NEW YORK (Reuters) - World equity markets rose on Monday, erasing earlier losses as Wall Street attempted a rebound after its worst weekly decline this year, while the dollar slipped against the Japanese yen but remained within a hair’s breadth of the key 100 level.
U.S. stocks were higher in afternoon trade, reversing an earlier decline on strength in technology shares. Microsoft (MSFT.O) jumped nearly 4 percent, boosting both the Nasdaq and the S&P 500.
But the day’s biggest gainers were in cyclical sectors, groups closely tied to the pace of economic growth. Last week, concerns about growth sparked steep declines in cyclical equities.
“Ultimately, we think cyclical names will lead the market higher, but in the short term, the recent decline could continue,” said Eric Green, senior portfolio manager at Penn Capital Management in Philadelphia, who said that cyclical stocks were oversold.
In the currency market, the dollar climbed as high as 99.88 yen, according to Reuters data, within striking distance of a four-year high of 99.94 set on April 11 and the 100 level, where option barriers are said to be lined up.
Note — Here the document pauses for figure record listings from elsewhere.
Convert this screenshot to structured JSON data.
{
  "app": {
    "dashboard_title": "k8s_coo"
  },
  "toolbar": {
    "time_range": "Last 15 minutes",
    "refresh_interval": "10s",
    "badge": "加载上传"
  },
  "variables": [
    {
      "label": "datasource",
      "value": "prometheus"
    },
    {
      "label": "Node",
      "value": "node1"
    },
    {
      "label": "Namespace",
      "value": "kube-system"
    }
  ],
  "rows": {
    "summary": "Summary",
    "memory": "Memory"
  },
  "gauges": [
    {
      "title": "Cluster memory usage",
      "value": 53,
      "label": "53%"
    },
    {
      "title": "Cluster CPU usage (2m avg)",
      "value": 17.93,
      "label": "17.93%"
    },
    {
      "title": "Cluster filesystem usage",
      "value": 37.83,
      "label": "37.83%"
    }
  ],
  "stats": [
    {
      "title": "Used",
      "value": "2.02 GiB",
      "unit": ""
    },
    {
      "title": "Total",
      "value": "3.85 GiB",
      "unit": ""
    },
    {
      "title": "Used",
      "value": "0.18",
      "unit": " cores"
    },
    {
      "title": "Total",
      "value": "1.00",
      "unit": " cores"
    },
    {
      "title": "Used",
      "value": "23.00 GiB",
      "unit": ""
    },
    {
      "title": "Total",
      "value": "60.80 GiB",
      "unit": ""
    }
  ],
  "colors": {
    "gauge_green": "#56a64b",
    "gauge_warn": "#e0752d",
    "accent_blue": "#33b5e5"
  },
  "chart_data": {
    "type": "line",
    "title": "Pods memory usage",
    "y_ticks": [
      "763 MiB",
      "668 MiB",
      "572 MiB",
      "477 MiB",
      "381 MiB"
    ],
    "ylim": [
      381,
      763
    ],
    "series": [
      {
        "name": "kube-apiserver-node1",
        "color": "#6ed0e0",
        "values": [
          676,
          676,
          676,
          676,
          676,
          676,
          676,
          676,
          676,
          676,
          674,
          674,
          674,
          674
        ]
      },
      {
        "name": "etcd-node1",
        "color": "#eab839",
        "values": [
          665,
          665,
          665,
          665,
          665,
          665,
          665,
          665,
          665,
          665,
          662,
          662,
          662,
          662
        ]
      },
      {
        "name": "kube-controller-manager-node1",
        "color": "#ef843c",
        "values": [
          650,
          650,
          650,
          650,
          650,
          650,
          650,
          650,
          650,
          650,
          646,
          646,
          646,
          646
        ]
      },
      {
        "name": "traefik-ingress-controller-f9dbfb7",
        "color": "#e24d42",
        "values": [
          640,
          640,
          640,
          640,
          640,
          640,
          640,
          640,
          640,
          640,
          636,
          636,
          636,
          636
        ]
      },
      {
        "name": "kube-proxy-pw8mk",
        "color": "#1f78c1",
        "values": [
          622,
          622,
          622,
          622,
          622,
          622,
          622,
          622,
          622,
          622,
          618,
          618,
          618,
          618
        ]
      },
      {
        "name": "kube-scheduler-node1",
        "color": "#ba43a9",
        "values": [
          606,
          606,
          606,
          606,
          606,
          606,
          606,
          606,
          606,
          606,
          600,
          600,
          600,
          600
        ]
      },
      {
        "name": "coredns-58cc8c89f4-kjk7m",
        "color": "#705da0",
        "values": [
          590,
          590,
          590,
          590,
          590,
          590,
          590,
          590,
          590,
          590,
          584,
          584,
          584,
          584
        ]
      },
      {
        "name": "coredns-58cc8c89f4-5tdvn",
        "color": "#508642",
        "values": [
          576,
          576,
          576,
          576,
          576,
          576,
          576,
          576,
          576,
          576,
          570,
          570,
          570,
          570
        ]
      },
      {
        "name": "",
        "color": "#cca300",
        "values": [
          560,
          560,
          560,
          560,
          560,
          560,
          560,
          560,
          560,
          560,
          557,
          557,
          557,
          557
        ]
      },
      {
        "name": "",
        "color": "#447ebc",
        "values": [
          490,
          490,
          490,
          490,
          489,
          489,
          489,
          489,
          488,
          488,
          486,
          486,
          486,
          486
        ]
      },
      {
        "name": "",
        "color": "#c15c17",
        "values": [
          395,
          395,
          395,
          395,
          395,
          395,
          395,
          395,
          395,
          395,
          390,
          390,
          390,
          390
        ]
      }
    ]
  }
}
It last traded at 99.28 yen, down 0.2 percent on the day.
Japanese officials said that the Group of 20 nations accepted that the country’s $1.4 trillion stimulus program is aimed at conquering 15 years of deflation rather than at weakening the yen.
“The lack of pushback by the G20 effectively gives the BOJ room to ease further if needed and should keep the yen biased broadly lower,” said Omer Esiner, chief market analyst with Commonwealth Foreign Exchange Inc in Washington, DC.
The G20’s actions removed any remaining obstacles to further yen weakness, setting up a test of the symbolic 100 yen to the dollar level and boosting demand for Japanese stocks.
Major central banks have been holding interest rates at rock-bottom levels since 2008 while pumping over $6 trillion into their banking systems through loans and asset-purchase operations, with only modest success so far.
The euro remained vulnerable against the dollar on central bank expectations. The single currency last traded at $1.3048, flat on the day.
Technical analysts at SEB said that a break below $1.3026 would likely “trigger a new round of selling” in the euro, with the next support then seen at $1.3001.
On Wall Street, Caterpillar Inc and Halliburton ranked among the S&P 500’s biggest gainers after reporting results. Caterpillar shares (CAT.N) were up 3 percent at $82.82 and Halliburton (HAL.N) rose 6 percent to $39.35.
European shares ended higher as signs of progress to break political stalemate in Italy outweighed fresh downbeat earnings news and concern over the health of the global economy.
Milan's FTSE MIB index .FTMIB, up 1.7 percent, proved the regional outperformer for most of the day after the re-election of Italy's president. Broad agreement among various political groups raised the prospect of an end to two months of stalemate after an inconclusive election.
The broad FTSEurofirst 300 index .FTEU3 rose 0.2 percent.
The Dow Jones industrial average .DJI was up 21.40 points, or 0.15 percent, at 14,568.91. The Standard & Poor's 500 Index .SPX was up 7.90 points, or 0.51 percent, at 1,563.15. The Nasdaq Composite Index .IXIC was up 29.29 points, or 0.91 percent, at 3,235.35.
MSCI’s world equity index .MIWD00000PUS added 0.4 percent.
In commodity markets, gold rebounded from its sharp selloff last week, though sentiment remained shaky after the precious metal posted its biggest-ever daily loss in dollar terms last Monday.
Spot gold rose more than 2 percent to a session-high of $1,438.66 per ounce, more than $100 above the two-year low of $1,321 hit on April 16.
Brent crude futures edged up to hover above $100, extending gains from the two previous sessions as cheap prices from last week’s selloff drew buyers back into the market.
June Brent crude settled at $100.39 a barrel, up 74 cents. The May U.S. contract rose 75 cents to $88.76 after reaching a high of $89.13.
In Treasuries, the benchmark 10-year U.S. Treasury note was up 2/32, with the yield at 1.6963 percent.